Andriyashev largeheaded sculpin

Scientific classification
- Kingdom: Animalia
- Phylum: Chordata
- Class: Actinopterygii
- Order: Perciformes
- Suborder: Cottoidei
- Superfamily: Cottoidea
- Family: Psychrolutidae
- Genus: Andriashevicottus Fedorov, 1990
- Species: A. megacephalus
- Binomial name: Andriashevicottus megacephalus Fedorov, 1990

= Andriyashev largeheaded sculpin =

- Authority: Fedorov, 1990
- Parent authority: Fedorov, 1990

Genus of fishes

The Andriyashev largeheaded sculpin (Andriashevicottus megacephalus) is a species of marine ray-finned fish belonging to the family Cottidae, the typical sculpins. This species is found in the northwestern Pacific Ocean. This monospecific genus, and therefore this species, are known from a single specimen, the holotype. This was collected from off Simushir Island in the Kuril Islands at a depth of 100 m. That specimen had a total length of 23.6 cm long. FishBase classifies this taxon within the Cottidae but other authorities classify it within the subfamily Psychrolutinae of the family Psychrolutidae.

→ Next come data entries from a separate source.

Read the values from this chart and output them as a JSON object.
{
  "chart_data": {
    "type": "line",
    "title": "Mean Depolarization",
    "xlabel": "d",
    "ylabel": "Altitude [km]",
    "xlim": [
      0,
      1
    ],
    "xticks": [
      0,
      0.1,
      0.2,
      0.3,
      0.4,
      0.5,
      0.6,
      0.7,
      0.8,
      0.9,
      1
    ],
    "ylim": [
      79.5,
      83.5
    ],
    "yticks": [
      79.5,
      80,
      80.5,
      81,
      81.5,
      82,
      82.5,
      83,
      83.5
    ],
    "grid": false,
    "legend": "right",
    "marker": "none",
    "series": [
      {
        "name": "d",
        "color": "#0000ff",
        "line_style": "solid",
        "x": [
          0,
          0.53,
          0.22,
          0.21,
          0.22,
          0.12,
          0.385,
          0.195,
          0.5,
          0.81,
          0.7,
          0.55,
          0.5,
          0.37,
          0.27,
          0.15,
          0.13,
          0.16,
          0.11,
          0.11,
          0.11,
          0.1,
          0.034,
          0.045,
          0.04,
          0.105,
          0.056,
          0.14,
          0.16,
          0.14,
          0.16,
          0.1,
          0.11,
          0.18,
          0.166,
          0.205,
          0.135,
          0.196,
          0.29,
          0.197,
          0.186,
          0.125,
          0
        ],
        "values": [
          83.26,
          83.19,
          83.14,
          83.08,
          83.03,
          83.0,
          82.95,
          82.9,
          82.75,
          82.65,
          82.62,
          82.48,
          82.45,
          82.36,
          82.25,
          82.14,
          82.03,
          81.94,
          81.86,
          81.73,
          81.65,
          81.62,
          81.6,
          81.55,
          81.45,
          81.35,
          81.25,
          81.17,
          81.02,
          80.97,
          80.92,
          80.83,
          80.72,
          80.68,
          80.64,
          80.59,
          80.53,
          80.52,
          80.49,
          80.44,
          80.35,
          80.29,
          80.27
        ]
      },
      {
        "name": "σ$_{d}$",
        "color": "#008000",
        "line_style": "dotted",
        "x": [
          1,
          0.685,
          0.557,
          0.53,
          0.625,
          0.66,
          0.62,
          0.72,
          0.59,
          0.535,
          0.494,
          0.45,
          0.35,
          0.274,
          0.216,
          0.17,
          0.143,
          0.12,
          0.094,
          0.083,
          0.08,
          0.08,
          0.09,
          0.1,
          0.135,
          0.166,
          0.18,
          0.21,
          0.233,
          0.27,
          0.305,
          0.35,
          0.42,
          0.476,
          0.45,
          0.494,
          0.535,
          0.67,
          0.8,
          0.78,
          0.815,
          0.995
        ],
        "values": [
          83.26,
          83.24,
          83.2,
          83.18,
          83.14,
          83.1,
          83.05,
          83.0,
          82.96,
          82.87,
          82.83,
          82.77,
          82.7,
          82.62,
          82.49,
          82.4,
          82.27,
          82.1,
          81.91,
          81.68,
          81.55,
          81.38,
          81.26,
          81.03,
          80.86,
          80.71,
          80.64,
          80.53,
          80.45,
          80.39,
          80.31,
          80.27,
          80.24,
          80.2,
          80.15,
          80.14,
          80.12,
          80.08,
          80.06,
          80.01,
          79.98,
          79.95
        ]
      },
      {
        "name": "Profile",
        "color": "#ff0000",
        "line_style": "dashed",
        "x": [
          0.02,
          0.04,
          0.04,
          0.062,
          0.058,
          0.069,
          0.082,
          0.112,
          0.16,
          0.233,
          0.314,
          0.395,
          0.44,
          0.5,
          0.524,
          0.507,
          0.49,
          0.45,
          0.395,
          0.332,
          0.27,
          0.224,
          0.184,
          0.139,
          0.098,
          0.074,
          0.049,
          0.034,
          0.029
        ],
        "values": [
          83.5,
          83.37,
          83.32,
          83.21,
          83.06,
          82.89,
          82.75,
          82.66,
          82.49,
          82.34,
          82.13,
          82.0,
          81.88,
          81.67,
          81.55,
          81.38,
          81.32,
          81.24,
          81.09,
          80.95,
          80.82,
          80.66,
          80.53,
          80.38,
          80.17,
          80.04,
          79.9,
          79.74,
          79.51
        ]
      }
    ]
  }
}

The genus name Andriashevicottus includes a patronym, the person honoured was not identified by the describer Fedorov, however, it is almost certainly the Soviet ichthyologist Anatoly Petrovich Andriashev, the patronym is suffixed with Cottus, the type genus of the family Cottidae. The specific name megacephalus means "big head".